C’est le cas de l’exposition Présumées coupables, du XIVème-XXème siècle, titre-choc sur le mode affirmatif et d’une actualité encore très présente. Cette exposition à la documentation foisonnante est articulée en cinq volets passionnants. Par ordre chronologique, viennent d’abord les sorcières aux 16e et 17e siècles, même si l’esprit de la chasse aux sorcières plane encore de nos jours. Après le diable, les juges traquent les empoisonneuses, femmes “sournoises” menaçant l’ordre social. Les infanticides – souvent des femmes en détresse - sont un autre archétype du mal féminin. Pour suivre, un volet est réservé aux pétroleuses, anarchistes de la Commune de Paris, et enfin, pour clore le sujet des présumées coupables, un chapitre est dédié aux traitresses à la patrie, à l’instar de ces femmes tondues lors de la Libération, images toujours présentes dans nos mémoires.

Ainsi, les danses au sabbat des sorcières ou les crimes définis comme atroces ponctuent six siècles d’actualité judiciaire, dont les juges étaient immanquablement des hommes aux a priori désastreux et tout aussi imperméables à la détresse des femmes.

Les archives des interrogatoires constituent la base de l’exposition. La plupart des documents sont illisibles à cause des problèmes paléographiques et linguistiques (latin et dialectes européens). Aussi des extraits de ces quelque 320 procès-verbaux sont agréablement présentés numérisés sur écran et traduits avec accompagnement sonore. Parmi ces femmes appelées en justice, et parmi toutes les destinées fragiles auxquelles le visiteur est confronté, les procès pour infanticides sont particulièrement interpellants et tragiques. Bien sûr, les “auditions de bouche”, les confrontations de témoins et notes diverses détaillant les aveux sous la torture, concernent aussi des figures célèbres de la violence au féminin, coupables ou non. Par exemple Jeanne d’Arc, La Brinvilliers, Violette Nozière ou Arletty retiennent d’office l’attention.
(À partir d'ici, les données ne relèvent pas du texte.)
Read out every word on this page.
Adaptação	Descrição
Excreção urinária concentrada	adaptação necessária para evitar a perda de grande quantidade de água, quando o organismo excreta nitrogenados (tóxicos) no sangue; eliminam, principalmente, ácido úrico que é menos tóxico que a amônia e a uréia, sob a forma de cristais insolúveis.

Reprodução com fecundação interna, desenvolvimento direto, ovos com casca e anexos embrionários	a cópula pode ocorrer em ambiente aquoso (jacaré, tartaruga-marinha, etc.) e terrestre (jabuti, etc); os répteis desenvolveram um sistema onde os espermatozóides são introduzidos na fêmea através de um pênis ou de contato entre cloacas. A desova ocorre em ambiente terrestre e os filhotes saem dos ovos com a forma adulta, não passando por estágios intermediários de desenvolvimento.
Par ailleurs, ces témoignages sont environnés d'une iconographie nourrie montrant à travers les âges des stéréotypes qui entourent les femmes jusqu’à nos jours

Pour compléter cette exposition fort intéressante et pas du tout rigolote, les Archives Nationales ont publié un ouvrage exhaustif et agréablement documenté qui permettra aux intéressés de compléter leur information sur ce sujet complexe.

Présumées coupables, XIVème - XXème siècle.  aux Archives Nationales, Hôtel de Soubise, 60, rue des Francs-Bourgeois, 75003  Paris. Jusqu’au 27 mars 2017.

Présumées coupables, les procès faits aux femmes . Editions de L’Iconoclaste - Les Archives Nationales. Préface d’Élisabeth Badinter. 308 pages, 25€.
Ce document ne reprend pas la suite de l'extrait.